President Obama, as leader of the nation, and inheriting a morally corrupt military system that came into existence long before he assumed office, may not be able or willing to publicly call upon the American people to atone for the war crimes of our own time: above all, the crime of using money and instant social stature to entice financially and emotionally vulnerable young adults into fighting wars in the name of the entire nation, as the rest of us play golf and download our new apps.  But today,Friday, May 27, 2016, he has created the emotional space for all of us to put down the blinders of cheap and idolatrous nationalism, and to pray for the moral enlightenment necessary to end the sin of unjust war, of which a pay-incentivized soldiery is its most basic staple.
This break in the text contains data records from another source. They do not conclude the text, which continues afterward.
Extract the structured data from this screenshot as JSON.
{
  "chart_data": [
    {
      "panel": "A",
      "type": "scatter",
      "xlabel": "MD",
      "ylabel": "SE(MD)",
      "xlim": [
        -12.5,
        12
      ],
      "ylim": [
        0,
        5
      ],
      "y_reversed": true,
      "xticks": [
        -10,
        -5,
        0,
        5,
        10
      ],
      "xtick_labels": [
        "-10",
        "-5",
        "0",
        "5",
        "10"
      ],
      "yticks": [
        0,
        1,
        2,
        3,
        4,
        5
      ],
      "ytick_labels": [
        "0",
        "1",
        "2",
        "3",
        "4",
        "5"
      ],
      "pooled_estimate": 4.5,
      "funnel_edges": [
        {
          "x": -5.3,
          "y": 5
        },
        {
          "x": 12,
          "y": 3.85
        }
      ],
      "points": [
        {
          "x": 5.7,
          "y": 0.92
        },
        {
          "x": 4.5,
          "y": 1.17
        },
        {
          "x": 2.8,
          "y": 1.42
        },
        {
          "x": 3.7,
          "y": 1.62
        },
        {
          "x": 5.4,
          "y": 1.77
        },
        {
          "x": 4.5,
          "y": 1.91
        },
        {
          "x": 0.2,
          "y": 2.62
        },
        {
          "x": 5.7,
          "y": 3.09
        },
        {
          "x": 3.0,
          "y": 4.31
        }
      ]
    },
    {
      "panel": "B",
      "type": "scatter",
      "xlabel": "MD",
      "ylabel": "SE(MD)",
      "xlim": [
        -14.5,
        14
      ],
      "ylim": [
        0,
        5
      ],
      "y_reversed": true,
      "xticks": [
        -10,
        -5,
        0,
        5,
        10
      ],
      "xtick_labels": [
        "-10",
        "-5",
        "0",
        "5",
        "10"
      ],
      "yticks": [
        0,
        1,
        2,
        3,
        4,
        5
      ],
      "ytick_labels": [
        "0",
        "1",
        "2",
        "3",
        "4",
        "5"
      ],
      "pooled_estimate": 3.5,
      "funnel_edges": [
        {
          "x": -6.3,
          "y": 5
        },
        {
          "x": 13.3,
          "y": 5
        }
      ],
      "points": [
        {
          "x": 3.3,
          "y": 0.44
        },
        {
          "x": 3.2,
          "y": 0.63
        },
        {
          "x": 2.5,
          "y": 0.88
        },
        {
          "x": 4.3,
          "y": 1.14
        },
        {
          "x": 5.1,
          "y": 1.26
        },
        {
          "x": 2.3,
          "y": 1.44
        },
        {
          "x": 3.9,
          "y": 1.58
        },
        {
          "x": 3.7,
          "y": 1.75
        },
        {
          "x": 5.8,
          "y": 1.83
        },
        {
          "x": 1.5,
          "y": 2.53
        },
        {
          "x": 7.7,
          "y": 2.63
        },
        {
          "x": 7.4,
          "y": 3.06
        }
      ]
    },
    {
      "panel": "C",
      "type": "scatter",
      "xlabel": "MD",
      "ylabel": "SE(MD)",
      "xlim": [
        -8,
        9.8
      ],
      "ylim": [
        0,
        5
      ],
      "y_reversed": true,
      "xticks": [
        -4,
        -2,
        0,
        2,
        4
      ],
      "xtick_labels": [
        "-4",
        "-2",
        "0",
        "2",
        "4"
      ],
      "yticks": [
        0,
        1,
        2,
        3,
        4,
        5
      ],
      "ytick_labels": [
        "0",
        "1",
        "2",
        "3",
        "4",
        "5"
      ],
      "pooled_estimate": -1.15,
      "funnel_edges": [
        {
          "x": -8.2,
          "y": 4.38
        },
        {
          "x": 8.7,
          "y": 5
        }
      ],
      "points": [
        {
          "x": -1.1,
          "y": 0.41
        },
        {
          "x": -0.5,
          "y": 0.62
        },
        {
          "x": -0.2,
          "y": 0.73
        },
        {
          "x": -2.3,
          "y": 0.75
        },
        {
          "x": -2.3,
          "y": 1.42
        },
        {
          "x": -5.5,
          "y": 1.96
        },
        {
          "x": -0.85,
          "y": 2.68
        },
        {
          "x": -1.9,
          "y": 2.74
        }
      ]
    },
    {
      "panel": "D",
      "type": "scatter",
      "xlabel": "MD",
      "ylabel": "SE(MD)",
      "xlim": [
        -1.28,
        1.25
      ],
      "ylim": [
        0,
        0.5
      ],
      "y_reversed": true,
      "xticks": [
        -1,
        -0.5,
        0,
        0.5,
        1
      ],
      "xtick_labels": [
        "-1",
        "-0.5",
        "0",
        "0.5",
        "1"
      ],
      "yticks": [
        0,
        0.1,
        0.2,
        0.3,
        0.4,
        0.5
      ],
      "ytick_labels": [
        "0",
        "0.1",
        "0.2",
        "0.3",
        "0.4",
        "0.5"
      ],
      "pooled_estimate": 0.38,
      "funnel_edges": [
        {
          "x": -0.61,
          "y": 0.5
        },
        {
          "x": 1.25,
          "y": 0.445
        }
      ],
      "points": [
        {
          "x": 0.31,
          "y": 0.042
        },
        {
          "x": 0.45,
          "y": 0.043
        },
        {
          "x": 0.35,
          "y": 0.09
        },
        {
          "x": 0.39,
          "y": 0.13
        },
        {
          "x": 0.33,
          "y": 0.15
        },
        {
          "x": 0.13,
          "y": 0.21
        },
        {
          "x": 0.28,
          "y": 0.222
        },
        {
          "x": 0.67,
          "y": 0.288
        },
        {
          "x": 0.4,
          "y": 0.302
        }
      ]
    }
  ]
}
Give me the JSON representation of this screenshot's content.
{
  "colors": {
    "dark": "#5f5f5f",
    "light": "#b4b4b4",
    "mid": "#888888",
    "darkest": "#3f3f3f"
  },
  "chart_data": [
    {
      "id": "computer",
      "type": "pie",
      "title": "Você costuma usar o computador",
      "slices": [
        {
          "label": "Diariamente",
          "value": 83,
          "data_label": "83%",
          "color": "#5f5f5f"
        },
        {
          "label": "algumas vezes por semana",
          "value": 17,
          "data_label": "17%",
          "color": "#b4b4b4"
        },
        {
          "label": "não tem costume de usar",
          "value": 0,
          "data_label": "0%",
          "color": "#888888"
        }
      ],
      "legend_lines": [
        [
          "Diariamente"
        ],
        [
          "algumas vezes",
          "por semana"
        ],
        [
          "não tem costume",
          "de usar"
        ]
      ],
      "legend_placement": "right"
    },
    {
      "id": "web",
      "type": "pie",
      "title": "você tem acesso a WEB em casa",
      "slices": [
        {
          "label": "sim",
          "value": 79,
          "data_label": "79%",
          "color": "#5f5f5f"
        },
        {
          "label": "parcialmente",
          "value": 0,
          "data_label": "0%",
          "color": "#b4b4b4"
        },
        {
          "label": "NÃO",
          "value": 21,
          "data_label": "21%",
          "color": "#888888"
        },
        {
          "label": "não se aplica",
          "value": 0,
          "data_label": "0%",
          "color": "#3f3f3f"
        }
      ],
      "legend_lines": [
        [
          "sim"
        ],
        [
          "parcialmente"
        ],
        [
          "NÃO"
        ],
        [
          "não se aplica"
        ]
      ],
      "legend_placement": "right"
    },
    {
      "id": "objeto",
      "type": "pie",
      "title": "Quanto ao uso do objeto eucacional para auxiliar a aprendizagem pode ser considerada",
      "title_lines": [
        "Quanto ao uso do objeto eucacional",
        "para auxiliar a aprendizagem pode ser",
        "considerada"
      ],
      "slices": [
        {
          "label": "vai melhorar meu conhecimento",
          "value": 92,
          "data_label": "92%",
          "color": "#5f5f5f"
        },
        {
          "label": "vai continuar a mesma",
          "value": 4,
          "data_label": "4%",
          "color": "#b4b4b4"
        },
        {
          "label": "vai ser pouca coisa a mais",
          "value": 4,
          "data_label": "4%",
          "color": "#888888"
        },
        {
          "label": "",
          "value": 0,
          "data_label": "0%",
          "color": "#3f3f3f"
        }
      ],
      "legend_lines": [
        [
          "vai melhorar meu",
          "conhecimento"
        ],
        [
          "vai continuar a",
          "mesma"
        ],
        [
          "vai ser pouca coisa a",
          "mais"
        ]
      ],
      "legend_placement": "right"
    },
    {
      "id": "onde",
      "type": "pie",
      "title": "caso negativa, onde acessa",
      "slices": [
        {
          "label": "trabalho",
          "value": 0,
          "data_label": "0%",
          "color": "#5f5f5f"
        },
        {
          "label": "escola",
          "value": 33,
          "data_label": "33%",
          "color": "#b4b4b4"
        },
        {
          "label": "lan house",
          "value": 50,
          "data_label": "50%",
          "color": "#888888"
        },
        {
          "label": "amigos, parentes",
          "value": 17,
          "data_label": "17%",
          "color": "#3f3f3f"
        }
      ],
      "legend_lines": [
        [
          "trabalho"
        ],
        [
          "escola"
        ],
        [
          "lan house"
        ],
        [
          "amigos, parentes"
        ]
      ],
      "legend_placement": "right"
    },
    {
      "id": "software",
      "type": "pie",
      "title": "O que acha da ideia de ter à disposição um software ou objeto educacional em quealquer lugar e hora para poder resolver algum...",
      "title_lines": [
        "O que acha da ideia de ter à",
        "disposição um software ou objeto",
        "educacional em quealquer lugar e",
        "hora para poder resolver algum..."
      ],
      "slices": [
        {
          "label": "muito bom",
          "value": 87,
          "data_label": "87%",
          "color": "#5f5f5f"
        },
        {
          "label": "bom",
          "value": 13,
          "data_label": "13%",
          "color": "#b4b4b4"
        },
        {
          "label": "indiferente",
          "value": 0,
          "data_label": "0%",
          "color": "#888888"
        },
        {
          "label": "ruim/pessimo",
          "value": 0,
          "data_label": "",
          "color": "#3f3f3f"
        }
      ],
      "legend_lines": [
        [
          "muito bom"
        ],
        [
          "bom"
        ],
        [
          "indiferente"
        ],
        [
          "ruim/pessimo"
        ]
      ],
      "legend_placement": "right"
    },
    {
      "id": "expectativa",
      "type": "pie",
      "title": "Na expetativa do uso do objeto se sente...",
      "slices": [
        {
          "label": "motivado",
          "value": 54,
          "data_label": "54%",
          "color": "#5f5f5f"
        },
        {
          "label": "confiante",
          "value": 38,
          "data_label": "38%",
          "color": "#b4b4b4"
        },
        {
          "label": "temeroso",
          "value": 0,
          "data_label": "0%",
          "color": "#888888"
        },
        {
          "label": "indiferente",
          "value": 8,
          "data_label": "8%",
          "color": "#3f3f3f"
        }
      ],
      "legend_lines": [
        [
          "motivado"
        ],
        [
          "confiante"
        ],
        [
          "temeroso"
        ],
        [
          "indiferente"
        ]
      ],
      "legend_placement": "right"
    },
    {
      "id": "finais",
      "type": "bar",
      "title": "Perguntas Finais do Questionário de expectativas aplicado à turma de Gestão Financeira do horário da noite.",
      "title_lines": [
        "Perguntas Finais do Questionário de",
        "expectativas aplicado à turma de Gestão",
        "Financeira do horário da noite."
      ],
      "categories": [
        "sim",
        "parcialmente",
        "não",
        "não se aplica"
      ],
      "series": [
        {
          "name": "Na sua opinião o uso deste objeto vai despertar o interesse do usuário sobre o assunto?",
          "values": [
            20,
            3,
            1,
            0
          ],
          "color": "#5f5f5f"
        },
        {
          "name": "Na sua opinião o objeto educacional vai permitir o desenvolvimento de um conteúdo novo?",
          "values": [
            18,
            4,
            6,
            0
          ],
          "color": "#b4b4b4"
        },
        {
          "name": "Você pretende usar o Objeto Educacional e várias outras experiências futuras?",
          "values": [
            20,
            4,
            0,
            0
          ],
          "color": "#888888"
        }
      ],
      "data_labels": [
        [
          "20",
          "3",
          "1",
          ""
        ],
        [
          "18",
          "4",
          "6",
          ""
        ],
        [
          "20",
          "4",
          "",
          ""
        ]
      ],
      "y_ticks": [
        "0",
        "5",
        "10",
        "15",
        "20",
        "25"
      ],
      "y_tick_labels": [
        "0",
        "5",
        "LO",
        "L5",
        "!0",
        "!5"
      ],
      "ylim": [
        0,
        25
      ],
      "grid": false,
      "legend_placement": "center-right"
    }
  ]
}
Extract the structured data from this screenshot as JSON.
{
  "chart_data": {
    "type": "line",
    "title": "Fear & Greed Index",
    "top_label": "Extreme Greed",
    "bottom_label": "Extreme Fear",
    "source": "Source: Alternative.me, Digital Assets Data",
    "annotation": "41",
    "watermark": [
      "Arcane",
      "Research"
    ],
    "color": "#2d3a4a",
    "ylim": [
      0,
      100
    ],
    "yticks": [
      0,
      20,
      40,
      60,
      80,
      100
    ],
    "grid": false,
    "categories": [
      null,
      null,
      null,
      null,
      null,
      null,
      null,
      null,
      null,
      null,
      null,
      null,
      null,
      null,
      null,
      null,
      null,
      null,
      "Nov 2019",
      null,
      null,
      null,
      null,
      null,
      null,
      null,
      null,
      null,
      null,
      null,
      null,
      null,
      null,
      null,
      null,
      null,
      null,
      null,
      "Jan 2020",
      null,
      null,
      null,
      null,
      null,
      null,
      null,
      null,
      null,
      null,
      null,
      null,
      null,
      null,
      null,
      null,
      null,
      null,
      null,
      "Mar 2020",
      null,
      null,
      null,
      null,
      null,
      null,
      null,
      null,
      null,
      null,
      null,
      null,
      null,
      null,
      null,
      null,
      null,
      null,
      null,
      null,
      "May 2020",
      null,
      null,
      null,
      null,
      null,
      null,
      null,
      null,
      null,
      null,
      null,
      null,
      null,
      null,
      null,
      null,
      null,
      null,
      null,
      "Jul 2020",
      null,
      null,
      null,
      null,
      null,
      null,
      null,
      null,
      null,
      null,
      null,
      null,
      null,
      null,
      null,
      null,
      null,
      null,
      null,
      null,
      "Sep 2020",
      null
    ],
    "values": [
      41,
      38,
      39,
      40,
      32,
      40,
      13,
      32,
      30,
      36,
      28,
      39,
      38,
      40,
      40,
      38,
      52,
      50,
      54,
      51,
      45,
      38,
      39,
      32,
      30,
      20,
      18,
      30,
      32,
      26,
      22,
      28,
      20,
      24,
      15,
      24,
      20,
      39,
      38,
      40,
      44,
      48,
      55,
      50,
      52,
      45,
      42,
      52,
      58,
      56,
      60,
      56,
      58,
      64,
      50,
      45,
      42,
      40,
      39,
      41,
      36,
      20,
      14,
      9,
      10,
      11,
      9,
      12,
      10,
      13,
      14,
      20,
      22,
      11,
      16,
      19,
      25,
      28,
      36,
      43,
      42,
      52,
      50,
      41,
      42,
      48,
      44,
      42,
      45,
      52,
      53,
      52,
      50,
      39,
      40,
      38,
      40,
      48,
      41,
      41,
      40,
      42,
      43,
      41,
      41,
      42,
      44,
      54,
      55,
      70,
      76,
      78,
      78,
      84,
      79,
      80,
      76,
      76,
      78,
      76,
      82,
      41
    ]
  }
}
I will continue to take time out each Memorial Day to remember all of our fellow citizens, past generations and our own, who have died in the nation’s wars.  But 2016 is not 1945.  The U.S. military system that once toppled Nazi Germany is surely not the same U.S. military system that helped midwife ISIS into existence.  The American men of 1945 – those who saw the battlefields in Europe and the Pacific along with those who did not – are not the same post-Schwarzeneggar, post-Stallone, post-violence-glorifying video game men from this generation; men whose distorted, caricatured notions of masculinity have created the very seedbed for the pointless, immoral “you die, and we’ll clap” wars in the name of our country.  It makes zero sense to abide by that vast moral grey zone between 1945 and 2016: a grey zone gladly, earnestly foisted upon us by the military-industrial-congressional complex.

The reality is that life and the stain of human sin – so easily concealed in red, white and blue – are too complex to tolerate any grey or blurred lines between just wars, built on shared risk, and unjust wars that simply exploit the most financially and emotionally vulnerable among us, built and sustained as they are by the collective cowardice and silent acquiescence of the rest of us.

Though there is much to critique in President Obama’s presidency, he is, simply as a human being, an extraordinary man.  He is a space creator - an emotional space creator, that is.  And with his speech in Hiroshima today, he has arguably created the space to henceforth designate the Friday before every Memorial Day Monday as National Atonement Day.

We need it.  And for that alone, I thank him.